There have been long-running rumors of Platinum and Diamond VIP levels coming to WorldMark owners from Trendwest that would include additional credit monetization opportunities along with a new "TravelShare" program that may include an advance cash-booking opportunity called "Fun Time" which would be available prior to the existing Bonus Time window.  The salespeople have been talking about all this stuff for so long it's hard to separate the sales hype from leaks of factual information.

___________________
WorldMark Owners' Community -      
	

	
	
		
		

		
		
	


	




      - www.wmowners.com


----------



## "Roger" (Nov 1, 2006)

If you combine Fairfield, Equivest (about 25-30), and Pahio (drop in the bucket, 6), you begin to get close.  There was a rumor that Wyndham was going to buy Raintree.

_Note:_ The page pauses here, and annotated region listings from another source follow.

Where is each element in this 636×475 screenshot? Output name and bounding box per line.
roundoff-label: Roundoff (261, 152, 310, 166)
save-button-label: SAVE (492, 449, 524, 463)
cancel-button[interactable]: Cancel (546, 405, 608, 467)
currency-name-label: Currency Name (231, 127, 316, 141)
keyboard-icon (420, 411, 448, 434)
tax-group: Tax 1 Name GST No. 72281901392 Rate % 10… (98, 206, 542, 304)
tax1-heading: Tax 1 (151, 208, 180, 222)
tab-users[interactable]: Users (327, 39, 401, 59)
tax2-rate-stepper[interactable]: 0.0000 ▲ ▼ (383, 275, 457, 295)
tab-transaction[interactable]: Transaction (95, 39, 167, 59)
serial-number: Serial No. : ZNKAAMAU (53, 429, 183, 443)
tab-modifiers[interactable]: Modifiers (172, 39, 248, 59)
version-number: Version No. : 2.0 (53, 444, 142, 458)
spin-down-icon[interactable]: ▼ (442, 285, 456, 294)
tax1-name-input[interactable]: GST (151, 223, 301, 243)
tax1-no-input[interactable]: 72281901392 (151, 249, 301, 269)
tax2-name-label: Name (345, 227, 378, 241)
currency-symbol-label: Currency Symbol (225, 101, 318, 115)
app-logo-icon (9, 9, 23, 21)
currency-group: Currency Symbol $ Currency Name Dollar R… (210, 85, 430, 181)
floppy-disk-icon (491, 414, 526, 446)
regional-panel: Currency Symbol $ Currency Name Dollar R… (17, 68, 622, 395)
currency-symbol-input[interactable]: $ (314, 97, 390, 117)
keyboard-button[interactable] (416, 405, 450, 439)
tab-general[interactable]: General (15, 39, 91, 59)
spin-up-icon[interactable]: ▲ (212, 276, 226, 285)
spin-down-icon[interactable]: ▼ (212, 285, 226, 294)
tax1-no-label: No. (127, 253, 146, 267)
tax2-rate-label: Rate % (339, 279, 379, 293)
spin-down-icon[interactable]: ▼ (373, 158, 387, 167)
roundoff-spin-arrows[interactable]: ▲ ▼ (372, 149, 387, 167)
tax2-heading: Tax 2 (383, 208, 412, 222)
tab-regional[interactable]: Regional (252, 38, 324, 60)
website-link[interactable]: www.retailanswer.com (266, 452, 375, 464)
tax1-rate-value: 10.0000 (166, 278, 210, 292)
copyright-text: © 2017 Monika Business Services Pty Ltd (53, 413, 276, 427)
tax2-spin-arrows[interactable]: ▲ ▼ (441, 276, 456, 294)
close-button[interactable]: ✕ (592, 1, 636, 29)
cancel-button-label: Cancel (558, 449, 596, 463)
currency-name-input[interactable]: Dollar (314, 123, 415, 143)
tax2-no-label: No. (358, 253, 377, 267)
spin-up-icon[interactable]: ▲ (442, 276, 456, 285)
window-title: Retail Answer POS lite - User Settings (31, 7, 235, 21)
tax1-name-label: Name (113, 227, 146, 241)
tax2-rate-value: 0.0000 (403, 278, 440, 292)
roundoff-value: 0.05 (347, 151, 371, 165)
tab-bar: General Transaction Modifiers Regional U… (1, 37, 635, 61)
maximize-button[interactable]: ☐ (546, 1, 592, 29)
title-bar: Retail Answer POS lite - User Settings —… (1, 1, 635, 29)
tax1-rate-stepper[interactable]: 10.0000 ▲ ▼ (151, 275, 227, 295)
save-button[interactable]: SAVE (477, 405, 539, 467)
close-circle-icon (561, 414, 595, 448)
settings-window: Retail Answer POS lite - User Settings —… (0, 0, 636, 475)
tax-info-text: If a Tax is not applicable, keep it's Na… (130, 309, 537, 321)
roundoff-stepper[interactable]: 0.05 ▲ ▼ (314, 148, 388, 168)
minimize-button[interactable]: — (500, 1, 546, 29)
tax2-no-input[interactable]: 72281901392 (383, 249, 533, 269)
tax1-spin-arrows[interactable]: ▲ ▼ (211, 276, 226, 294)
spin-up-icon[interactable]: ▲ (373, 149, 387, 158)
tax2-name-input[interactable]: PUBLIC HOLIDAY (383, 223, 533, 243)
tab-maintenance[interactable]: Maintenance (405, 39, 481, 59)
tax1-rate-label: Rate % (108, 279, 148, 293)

Then again this could be barking up the wrong tree.  Rich might be right.


----------



## mishugana (Nov 1, 2006)

or just weasel talk


----------



## mtngal (Nov 1, 2006)

My guess (and that's all it is) would be that Rich is right about it being connected to "TravelShare" (or whatever it ends up being called) and that perhaps the program will include a greater ability to book FF, Equivest and Pahio. These rumors have been floating around for so long, it's hard to figure out what's real, what's conjecture, and what's urban legend.


----------



## rsonc (Nov 3, 2006)

If wyndham purchased raintree and you owned there then what would happen to your membership? 

susan


----------



## GreenMum (Nov 3, 2006)

Makes me even happier to be a WM owner.  Resorts, the more the merrier.  No exchange fees.  The timeshare industry is ever changing these days.


----------



## spatenfloot (Nov 3, 2006)

The 120 resorts they referred to are probably the Wyndham hotel chain, but I doubt that the exchange rate will be very good if you book them with credits.  Most of the programs they come up with for using credits to book things outside of WM are too expensive for most people to consider using often.


----------



## pannie (Nov 3, 2006)

We got the sales call last night, trying to get us to "upgrade" to VIP status. I asked if the additional 120 resorts included Fairfield or Wyndham hotels, and was told they did not, and would be "just Worldmark." When I pressed for more details, he said they would be in the Caribbean, Hawaii, etc., but could not give me anything specific!


----------